I Read Every Line of Milla Jovovich's MemPalace — 7,600 Lines of Python, 30K Stars

#ai #python #machinelearning #opensource

Milla Jovovich -- yes, the Resident Evil actress -- released an AI memory system called MemPalace. Four days later it had 30,000 GitHub stars. I read the entire source code.

Repo: milla-jovovich/mempalace

The Numbers

The core mempalace/ directory is 22 Python files, 7,625 lines. For a 30k-star project, that's compact. For comparison, OpenHands (another AI memory project) has 287,000 lines of Python.

This isn't criticism -- small codebases can be good. But the star-to-code ratio here is the highest I've encountered in the AI agent space.

What's Actually Good: The 4-Layer Memory Stack

layers.py (515 lines) is the real contribution:

Layer 0: Identity (~100 tokens) -- always loaded. Who am I, who do I work with.
Layer 1: Essential Story (~500-800 tokens) -- always loaded. Top moments from all conversations.
Layer 2: On-Demand (~200-500 tokens per topic) -- loaded when a specific project comes up.
Layer 3: Deep Search (unlimited) -- ChromaDB semantic search on demand.

Wake-up cost is ~600 tokens. Six months of daily AI use produces ~19.5M tokens of conversations. MemPalace loads 170 tokens to start. That's a good design pattern.

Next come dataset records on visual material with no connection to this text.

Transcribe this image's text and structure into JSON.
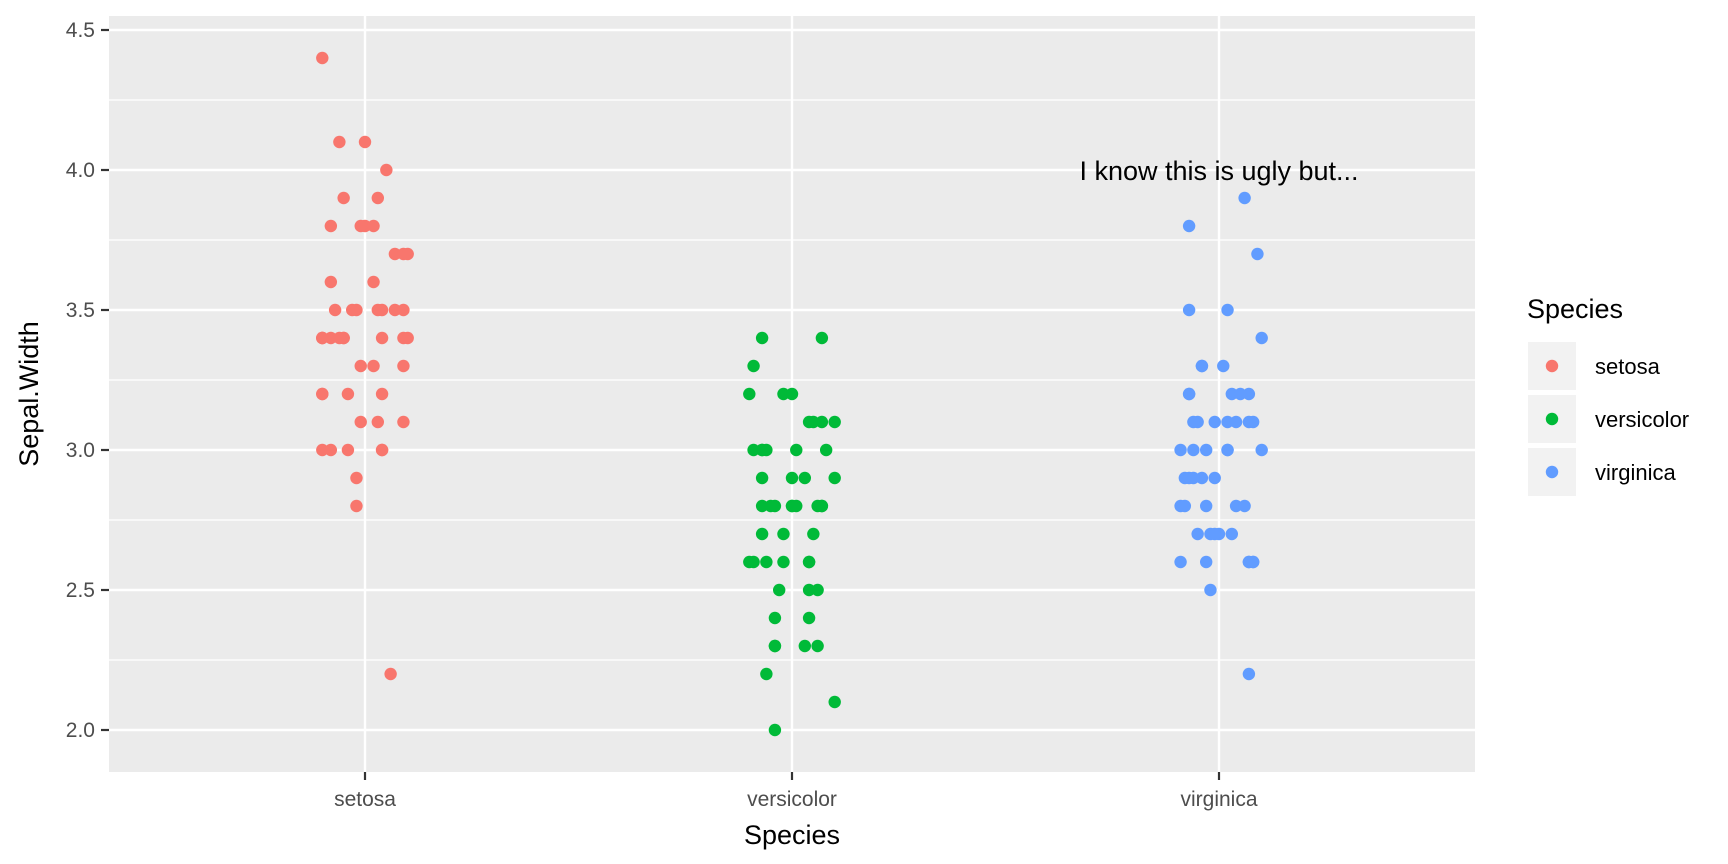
{
  "chart_data": {
    "type": "scatter",
    "subtype": "jitter",
    "title": "",
    "xlabel": "Species",
    "ylabel": "Sepal.Width",
    "categories": [
      "setosa",
      "versicolor",
      "virginica"
    ],
    "ylim": [
      1.85,
      4.55
    ],
    "yticks": [
      2.0,
      2.5,
      3.0,
      3.5,
      4.0,
      4.5
    ],
    "ytick_labels": [
      "2.0",
      "2.5",
      "3.0",
      "3.5",
      "4.0",
      "4.5"
    ],
    "grid": true,
    "legend": {
      "title": "Species",
      "position": "right"
    },
    "annotation": {
      "text": "I know this is ugly but...",
      "x": "virginica",
      "y": 4.0
    },
    "series": [
      {
        "name": "setosa",
        "color": "#F8766D",
        "points": [
          [
            -0.1,
            4.4
          ],
          [
            0.0,
            4.1
          ],
          [
            -0.06,
            4.1
          ],
          [
            0.05,
            4.0
          ],
          [
            -0.05,
            3.9
          ],
          [
            0.03,
            3.9
          ],
          [
            -0.08,
            3.8
          ],
          [
            0.0,
            3.8
          ],
          [
            0.02,
            3.8
          ],
          [
            -0.01,
            3.8
          ],
          [
            0.07,
            3.7
          ],
          [
            0.09,
            3.7
          ],
          [
            0.1,
            3.7
          ],
          [
            0.02,
            3.6
          ],
          [
            -0.08,
            3.6
          ],
          [
            0.07,
            3.5
          ],
          [
            -0.07,
            3.5
          ],
          [
            -0.03,
            3.5
          ],
          [
            0.03,
            3.5
          ],
          [
            0.09,
            3.5
          ],
          [
            0.04,
            3.5
          ],
          [
            0.09,
            3.4
          ],
          [
            0.1,
            3.4
          ],
          [
            -0.1,
            3.4
          ],
          [
            -0.08,
            3.4
          ],
          [
            -0.05,
            3.4
          ],
          [
            -0.02,
            3.5
          ],
          [
            -0.1,
            3.4
          ],
          [
            0.04,
            3.4
          ],
          [
            -0.05,
            3.4
          ],
          [
            -0.01,
            3.3
          ],
          [
            -0.1,
            3.4
          ],
          [
            0.02,
            3.3
          ],
          [
            0.09,
            3.3
          ],
          [
            -0.04,
            3.2
          ],
          [
            -0.1,
            3.2
          ],
          [
            -0.1,
            3.2
          ],
          [
            0.04,
            3.2
          ],
          [
            0.03,
            3.1
          ],
          [
            -0.01,
            3.1
          ],
          [
            0.09,
            3.1
          ],
          [
            -0.08,
            3.0
          ],
          [
            0.04,
            3.0
          ],
          [
            -0.1,
            3.0
          ],
          [
            -0.04,
            3.0
          ],
          [
            0.04,
            3.0
          ],
          [
            -0.02,
            2.9
          ],
          [
            -0.02,
            2.8
          ],
          [
            0.06,
            2.2
          ],
          [
            -0.06,
            3.4
          ]
        ]
      },
      {
        "name": "versicolor",
        "color": "#00BA38",
        "points": [
          [
            -0.07,
            3.4
          ],
          [
            0.07,
            3.4
          ],
          [
            -0.09,
            3.3
          ],
          [
            -0.02,
            3.2
          ],
          [
            0.0,
            3.2
          ],
          [
            -0.1,
            3.2
          ],
          [
            0.1,
            3.1
          ],
          [
            0.07,
            3.1
          ],
          [
            0.05,
            3.1
          ],
          [
            0.04,
            3.1
          ],
          [
            -0.07,
            3.0
          ],
          [
            -0.06,
            3.0
          ],
          [
            -0.07,
            3.0
          ],
          [
            0.01,
            3.0
          ],
          [
            0.08,
            3.0
          ],
          [
            -0.09,
            3.0
          ],
          [
            0.03,
            2.9
          ],
          [
            0.0,
            2.9
          ],
          [
            0.1,
            2.9
          ],
          [
            -0.07,
            2.9
          ],
          [
            -0.04,
            2.8
          ],
          [
            0.0,
            2.8
          ],
          [
            0.06,
            2.8
          ],
          [
            0.07,
            2.8
          ],
          [
            -0.07,
            2.8
          ],
          [
            -0.05,
            2.8
          ],
          [
            0.0,
            2.8
          ],
          [
            0.01,
            2.8
          ],
          [
            -0.07,
            2.7
          ],
          [
            -0.02,
            2.7
          ],
          [
            0.05,
            2.7
          ],
          [
            -0.09,
            2.6
          ],
          [
            -0.1,
            2.6
          ],
          [
            -0.06,
            2.6
          ],
          [
            -0.02,
            2.6
          ],
          [
            0.04,
            2.6
          ],
          [
            0.04,
            2.6
          ],
          [
            -0.03,
            2.5
          ],
          [
            0.04,
            2.5
          ],
          [
            0.06,
            2.5
          ],
          [
            -0.04,
            2.4
          ],
          [
            0.04,
            2.4
          ],
          [
            -0.04,
            2.3
          ],
          [
            -0.04,
            2.3
          ],
          [
            0.06,
            2.3
          ],
          [
            0.03,
            2.3
          ],
          [
            -0.06,
            2.2
          ],
          [
            0.1,
            2.1
          ],
          [
            -0.04,
            2.0
          ],
          [
            0.07,
            2.8
          ]
        ]
      },
      {
        "name": "virginica",
        "color": "#619CFF",
        "points": [
          [
            0.06,
            3.9
          ],
          [
            -0.07,
            3.8
          ],
          [
            0.09,
            3.7
          ],
          [
            -0.07,
            3.5
          ],
          [
            0.02,
            3.5
          ],
          [
            0.1,
            3.4
          ],
          [
            -0.04,
            3.3
          ],
          [
            -0.04,
            3.3
          ],
          [
            0.01,
            3.3
          ],
          [
            0.03,
            3.2
          ],
          [
            -0.07,
            3.2
          ],
          [
            -0.07,
            3.2
          ],
          [
            0.07,
            3.2
          ],
          [
            0.07,
            3.1
          ],
          [
            -0.01,
            3.1
          ],
          [
            -0.05,
            3.1
          ],
          [
            0.02,
            3.1
          ],
          [
            0.04,
            3.1
          ],
          [
            0.08,
            3.1
          ],
          [
            -0.06,
            3.1
          ],
          [
            -0.06,
            3.0
          ],
          [
            0.02,
            3.0
          ],
          [
            0.1,
            3.0
          ],
          [
            -0.09,
            3.0
          ],
          [
            -0.03,
            3.0
          ],
          [
            0.02,
            3.0
          ],
          [
            -0.04,
            2.9
          ],
          [
            -0.08,
            2.9
          ],
          [
            -0.01,
            2.9
          ],
          [
            0.04,
            2.8
          ],
          [
            0.06,
            2.8
          ],
          [
            -0.07,
            2.9
          ],
          [
            -0.06,
            2.9
          ],
          [
            -0.03,
            2.8
          ],
          [
            -0.09,
            2.8
          ],
          [
            -0.08,
            2.8
          ],
          [
            -0.05,
            2.7
          ],
          [
            -0.02,
            2.7
          ],
          [
            0.0,
            2.7
          ],
          [
            0.03,
            2.7
          ],
          [
            0.07,
            2.6
          ],
          [
            0.07,
            2.6
          ],
          [
            0.08,
            2.6
          ],
          [
            0.08,
            2.6
          ],
          [
            -0.09,
            2.6
          ],
          [
            -0.03,
            2.6
          ],
          [
            -0.02,
            2.5
          ],
          [
            0.07,
            2.2
          ],
          [
            -0.01,
            2.7
          ],
          [
            0.05,
            3.2
          ]
        ]
      }
    ]
  }
}
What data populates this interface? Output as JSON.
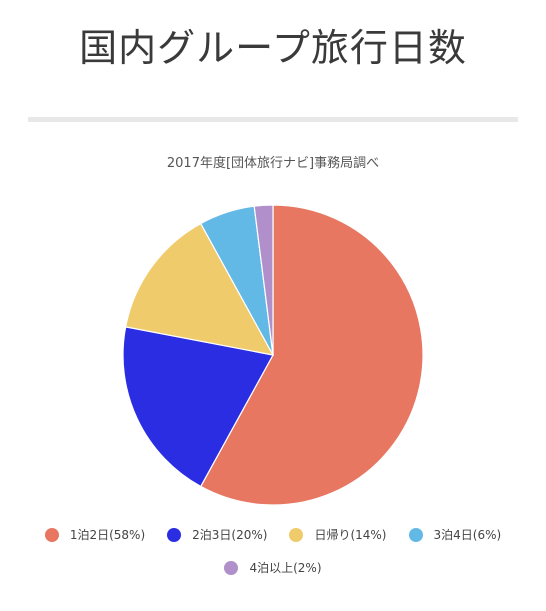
{
  "header": {
    "title": "国内グループ旅行日数"
  },
  "chart_data": {
    "type": "pie",
    "title": "2017年度[団体旅行ナビ]事務局調べ",
    "categories": [
      "1泊2日",
      "2泊3日",
      "日帰り",
      "3泊4日",
      "4泊以上"
    ],
    "values": [
      58,
      20,
      14,
      6,
      2
    ],
    "labels": [
      "1泊2日(58%)",
      "2泊3日(20%)",
      "日帰り(14%)",
      "3泊4日(6%)",
      "4泊以上(2%)"
    ],
    "colors": [
      "#E87762",
      "#2B2DE3",
      "#EFCB6B",
      "#62B9E6",
      "#B08FCB"
    ],
    "legend_position": "bottom",
    "start_angle_deg": 0,
    "direction": "clockwise"
  }
}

What's Oversold: The AAAK Dialect

AAAK (dialect.py, 952 lines) is the single largest module and the biggest controversy.

The original README claimed "30x lossless compression." The community debunked this within 48 hours:

Real tokenizer shows AAAK uses MORE tokens than raw text (73 vs 66)
On LongMemEval benchmark, AAAK mode scores 84.2% vs raw mode's 96.6% -- a 12.4-point regression

The creators published an honest correction acknowledging these issues. Credit where it's due -- that correction is the most credible thing in the repo.

Security Issue Nobody Mentioned

The hooks system has a shell injection path. In the precompact hook, SESSION_ID gets passed through shell expansion before sanitization. A crafted session ID could execute arbitrary commands.

Not critical for local-only use, but for a project that markets itself as "secure local-only," this needs fixing (tracked as issue #110).

How Simple Is the Search?

searcher.py is 152 lines. It calls ChromaDB.query() with optional metadata filters (wing and room). The "+34% retrieval boost" from the README is standard ChromaDB where clause filtering -- any ChromaDB user gets this for free.

The Verdict

MemPalace isn't a scam. The 4-layer memory stack is a useful design pattern. ChromaDB-based local storage works. Zero external API dependencies is a real advantage.

But the README oversells the code. AAAK compression doesn't compress. The benchmark numbers need asterisks. The "+34% boost" is a standard database feature.

If you only read one file, read layers.py. Those 515 lines are worth more than the marketing claims.